His book, The Instinct to Heal: Curing Depression, Anxiety and Stress Without Drugs and Without Talk Therapy, drew the attention of a million French people to the importance of omega-3 fatty acids and—even more important—offered an alternative to pills and talk therapy as the method to handle traumas, panic attacks, depression and stress. Servan-Schreiber presents a number of complementary therapies that are not only often cheaper and simpler than conventional treatments, but more effective.

And with this, the 45-year-old psychiatrist has unleashed a small revolution in France—a country where people take more antidepressants and tranquilizers than anywhere else. Twenty-two percent of the French suffer from depression with one in seven taking medication to treat it. Nearly three-quarters of all visits to the family doctor are directly related to stress. In most cases, patients leave with a prescription. The French are not unique, either: In the Western world, stress and depression pose a bigger threat to public health than smoking.

But the fact that Servan-Schreiber’s book became a bestseller outside France—it has been translated into 37 languages, including Chinese—indicates that he has more going for him than a famous name. The book is not only very readable, but also quite credible because Servan-Schreiber is a traditionally schooled psychiatrist with a high record of service. He studied medicine in the U.S. at Carnegie Mellon University in Pittsburgh, Pennsylvania, then headed up a prestigious psychiatric research laboratory there and is now a professor at the university as well as at the École de Médecine in Lyon, France. There isn’t a psychiatrist in all of France who has published as many articles in respected scientific journals, such as Science and Archives of General Psychiatry. Yet David Servan-Schreiber was once just as skeptical about “alternative” therapies as the average psychiatrist.
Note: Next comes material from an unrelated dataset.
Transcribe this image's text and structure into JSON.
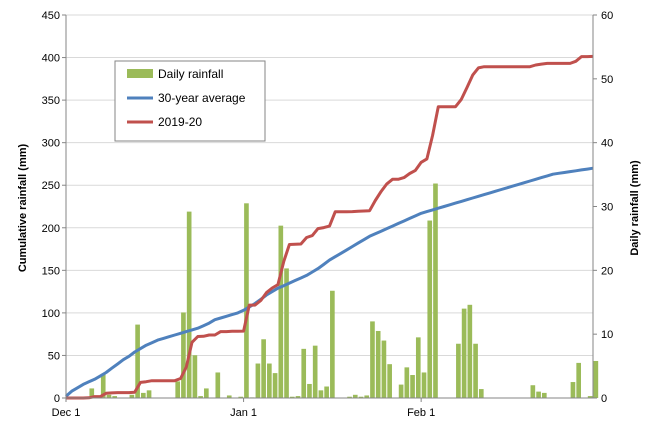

The turning point came five years ago during a trip to India for Doctors Without Borders. In the Himalayan town of Dharamsala, the centre of the Tibetan community in exile, he walked into a hospital one day and realized they were using treatment methods he’d never seen before. Tibetan doctors were diagnosing patients flawlessly just by feeling their pulses and tongues and testing their urine. Servan-Schreiber recalls, “I didn’t understand it at all. At one point I also saw a doctor put pressure between someone’s thumb and index finger, which ‘switched off’ the brain’s fear centre.”

Back in the United States he started examining the medical literature on these treatments. And indeed, nearly every method he had seen was clearly documented. Why, he wondered, didn’t he know anything about them? Why hadn’t he learned these techniques in medical school?